When walking through an airport near a bookstore on a business trip, I spotted a book cover that caught my eye. Being a self proclaimed “Meeting Maven”, I was drawn to this book because it promised to help managers have shorter meetings. I bought it.
Settling into my seat to read for what I thought would be an enlightening few hours, I was sorely disappointed. The gist of the book was that, in order to have shorter meetings, the meeting leader must prevent others from talking! The author thought people expressing an opinion or sharing their ideas was the problem and that severely limiting the opportunity would be the solution!
This is a good solution??? It reminded me of a saying from Interaction Associates – if you can’t get agreement on the problem, you probably won’t get agreement on the solution. I didn’t agree with the problem or his solution. People exchanging information and ideas is the reason to call a meeting – if the purpose and intended results are clear.
Yes, many meetings are too long – but the problem could be one of the following:
- The meeting is boring and it just seems too long.

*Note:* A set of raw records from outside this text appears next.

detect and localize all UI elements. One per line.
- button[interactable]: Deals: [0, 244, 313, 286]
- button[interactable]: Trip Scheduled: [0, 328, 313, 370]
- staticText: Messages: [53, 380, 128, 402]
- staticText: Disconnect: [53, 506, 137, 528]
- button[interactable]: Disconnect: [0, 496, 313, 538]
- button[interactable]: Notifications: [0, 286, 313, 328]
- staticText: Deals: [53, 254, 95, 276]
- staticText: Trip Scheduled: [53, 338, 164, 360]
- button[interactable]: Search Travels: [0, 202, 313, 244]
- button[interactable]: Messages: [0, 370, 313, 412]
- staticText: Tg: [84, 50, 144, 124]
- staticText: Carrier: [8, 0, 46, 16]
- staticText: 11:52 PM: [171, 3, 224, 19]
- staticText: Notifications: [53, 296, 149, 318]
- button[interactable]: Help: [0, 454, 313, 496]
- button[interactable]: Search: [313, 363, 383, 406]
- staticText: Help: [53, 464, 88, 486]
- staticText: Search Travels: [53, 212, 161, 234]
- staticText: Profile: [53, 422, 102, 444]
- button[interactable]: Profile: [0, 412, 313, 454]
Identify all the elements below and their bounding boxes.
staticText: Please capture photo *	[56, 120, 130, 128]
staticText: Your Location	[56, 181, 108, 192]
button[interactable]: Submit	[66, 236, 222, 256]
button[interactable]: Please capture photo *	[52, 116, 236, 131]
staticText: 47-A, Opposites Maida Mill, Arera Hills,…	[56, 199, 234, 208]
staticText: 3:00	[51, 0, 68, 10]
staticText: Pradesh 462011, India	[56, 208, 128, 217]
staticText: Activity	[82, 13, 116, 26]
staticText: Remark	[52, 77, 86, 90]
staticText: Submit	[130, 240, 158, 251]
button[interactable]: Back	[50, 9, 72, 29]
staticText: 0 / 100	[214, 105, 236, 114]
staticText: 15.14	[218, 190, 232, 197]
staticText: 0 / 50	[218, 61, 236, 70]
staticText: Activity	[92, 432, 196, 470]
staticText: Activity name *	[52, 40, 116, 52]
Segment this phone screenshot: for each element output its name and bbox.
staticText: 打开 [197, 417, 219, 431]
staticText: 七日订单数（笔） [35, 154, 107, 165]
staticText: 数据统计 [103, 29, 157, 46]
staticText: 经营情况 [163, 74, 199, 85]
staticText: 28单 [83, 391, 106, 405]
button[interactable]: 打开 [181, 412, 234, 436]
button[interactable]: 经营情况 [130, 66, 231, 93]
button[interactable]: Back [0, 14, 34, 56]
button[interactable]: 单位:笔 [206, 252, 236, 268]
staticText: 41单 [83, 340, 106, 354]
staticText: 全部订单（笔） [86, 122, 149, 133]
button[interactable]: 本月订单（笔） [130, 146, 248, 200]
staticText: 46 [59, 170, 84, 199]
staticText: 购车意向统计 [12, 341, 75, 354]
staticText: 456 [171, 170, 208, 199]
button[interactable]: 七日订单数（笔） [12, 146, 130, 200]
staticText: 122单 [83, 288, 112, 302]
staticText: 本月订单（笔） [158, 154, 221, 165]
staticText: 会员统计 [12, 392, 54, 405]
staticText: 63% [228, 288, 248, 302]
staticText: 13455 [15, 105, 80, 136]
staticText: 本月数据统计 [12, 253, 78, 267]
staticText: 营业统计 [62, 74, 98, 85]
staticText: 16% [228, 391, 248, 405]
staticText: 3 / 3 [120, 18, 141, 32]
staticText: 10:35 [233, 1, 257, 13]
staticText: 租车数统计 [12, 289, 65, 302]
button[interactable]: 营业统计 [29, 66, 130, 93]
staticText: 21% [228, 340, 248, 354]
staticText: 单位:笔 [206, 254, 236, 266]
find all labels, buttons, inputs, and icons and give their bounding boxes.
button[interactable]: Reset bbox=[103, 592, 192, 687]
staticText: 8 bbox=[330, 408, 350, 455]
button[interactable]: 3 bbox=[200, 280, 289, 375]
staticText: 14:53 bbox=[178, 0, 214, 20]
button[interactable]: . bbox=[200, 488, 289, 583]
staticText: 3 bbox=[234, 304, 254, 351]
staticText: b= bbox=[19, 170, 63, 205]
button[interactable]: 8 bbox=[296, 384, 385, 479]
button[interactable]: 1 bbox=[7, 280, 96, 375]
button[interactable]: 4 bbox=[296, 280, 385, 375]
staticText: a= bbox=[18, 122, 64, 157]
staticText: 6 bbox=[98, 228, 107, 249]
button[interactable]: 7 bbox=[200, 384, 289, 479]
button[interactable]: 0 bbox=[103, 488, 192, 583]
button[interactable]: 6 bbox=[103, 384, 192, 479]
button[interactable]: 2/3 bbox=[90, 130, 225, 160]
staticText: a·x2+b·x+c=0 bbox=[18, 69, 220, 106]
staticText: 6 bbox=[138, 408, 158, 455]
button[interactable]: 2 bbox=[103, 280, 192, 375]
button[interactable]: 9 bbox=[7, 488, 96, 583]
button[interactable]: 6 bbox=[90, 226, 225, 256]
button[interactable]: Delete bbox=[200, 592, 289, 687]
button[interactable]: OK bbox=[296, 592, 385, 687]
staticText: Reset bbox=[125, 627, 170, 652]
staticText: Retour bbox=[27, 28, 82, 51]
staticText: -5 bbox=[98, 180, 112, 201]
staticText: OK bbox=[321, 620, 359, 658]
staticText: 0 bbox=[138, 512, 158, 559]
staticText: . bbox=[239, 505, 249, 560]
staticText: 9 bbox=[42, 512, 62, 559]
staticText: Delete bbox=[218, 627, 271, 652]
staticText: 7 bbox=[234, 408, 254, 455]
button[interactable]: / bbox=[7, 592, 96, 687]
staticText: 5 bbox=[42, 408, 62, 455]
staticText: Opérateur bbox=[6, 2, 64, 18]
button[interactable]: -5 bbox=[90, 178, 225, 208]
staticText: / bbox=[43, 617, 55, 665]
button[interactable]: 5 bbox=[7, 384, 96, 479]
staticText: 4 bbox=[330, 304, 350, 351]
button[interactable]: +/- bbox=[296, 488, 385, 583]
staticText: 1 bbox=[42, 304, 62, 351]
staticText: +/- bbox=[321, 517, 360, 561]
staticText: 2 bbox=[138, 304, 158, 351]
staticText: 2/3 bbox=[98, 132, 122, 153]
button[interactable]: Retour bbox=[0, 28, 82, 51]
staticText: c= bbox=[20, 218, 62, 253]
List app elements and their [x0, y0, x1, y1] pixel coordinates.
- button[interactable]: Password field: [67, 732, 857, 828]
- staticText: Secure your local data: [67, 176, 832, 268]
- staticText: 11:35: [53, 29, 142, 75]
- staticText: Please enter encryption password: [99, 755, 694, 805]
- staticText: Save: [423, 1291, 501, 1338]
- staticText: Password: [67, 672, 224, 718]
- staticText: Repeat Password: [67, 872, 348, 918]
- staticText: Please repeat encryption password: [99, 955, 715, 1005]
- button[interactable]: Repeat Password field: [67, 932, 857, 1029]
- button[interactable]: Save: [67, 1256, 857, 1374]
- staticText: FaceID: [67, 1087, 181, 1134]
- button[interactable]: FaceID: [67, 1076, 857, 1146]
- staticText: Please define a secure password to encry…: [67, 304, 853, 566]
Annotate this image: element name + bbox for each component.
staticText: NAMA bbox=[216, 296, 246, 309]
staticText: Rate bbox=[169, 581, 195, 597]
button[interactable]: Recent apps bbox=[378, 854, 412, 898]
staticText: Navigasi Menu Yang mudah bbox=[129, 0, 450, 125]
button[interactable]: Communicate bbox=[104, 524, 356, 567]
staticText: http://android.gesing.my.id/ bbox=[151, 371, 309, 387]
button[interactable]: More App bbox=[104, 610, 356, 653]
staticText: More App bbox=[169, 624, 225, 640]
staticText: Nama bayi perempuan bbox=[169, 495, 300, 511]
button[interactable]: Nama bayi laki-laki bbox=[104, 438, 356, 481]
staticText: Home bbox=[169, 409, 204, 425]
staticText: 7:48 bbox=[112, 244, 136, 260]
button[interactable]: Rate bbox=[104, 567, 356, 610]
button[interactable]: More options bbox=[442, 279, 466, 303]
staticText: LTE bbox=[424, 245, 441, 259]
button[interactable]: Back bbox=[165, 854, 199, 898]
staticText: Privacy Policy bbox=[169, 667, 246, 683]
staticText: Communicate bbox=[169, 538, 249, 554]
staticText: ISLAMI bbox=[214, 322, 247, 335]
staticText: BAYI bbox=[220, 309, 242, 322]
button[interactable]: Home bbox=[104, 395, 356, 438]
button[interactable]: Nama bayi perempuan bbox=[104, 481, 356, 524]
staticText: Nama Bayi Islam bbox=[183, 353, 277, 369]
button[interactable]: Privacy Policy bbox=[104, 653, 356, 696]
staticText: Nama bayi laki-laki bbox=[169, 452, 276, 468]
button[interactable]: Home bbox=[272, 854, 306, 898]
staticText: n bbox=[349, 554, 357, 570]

Enliven it!
- The meeting is too long, but it may be due to poor planning and leadership.
- The time is being used for sharing “reports” (which should be written and e-mailed.) instead of solving problems together or seeking ways to innovate.
- There’s a lot of discussion but no decisions – See my previous BLOG post about “discuss” being a dangerous word on an agenda.
Next time you want to have a shorter meeting, have a clear reason to call it, the right people in the room, a structured approach to solving a problem or developing new approaches, a good facilitative leader (or neutral facilitator) and a timekeeper. Time is valuable and can be an incentive to have more productive, if not just shorter, meetings.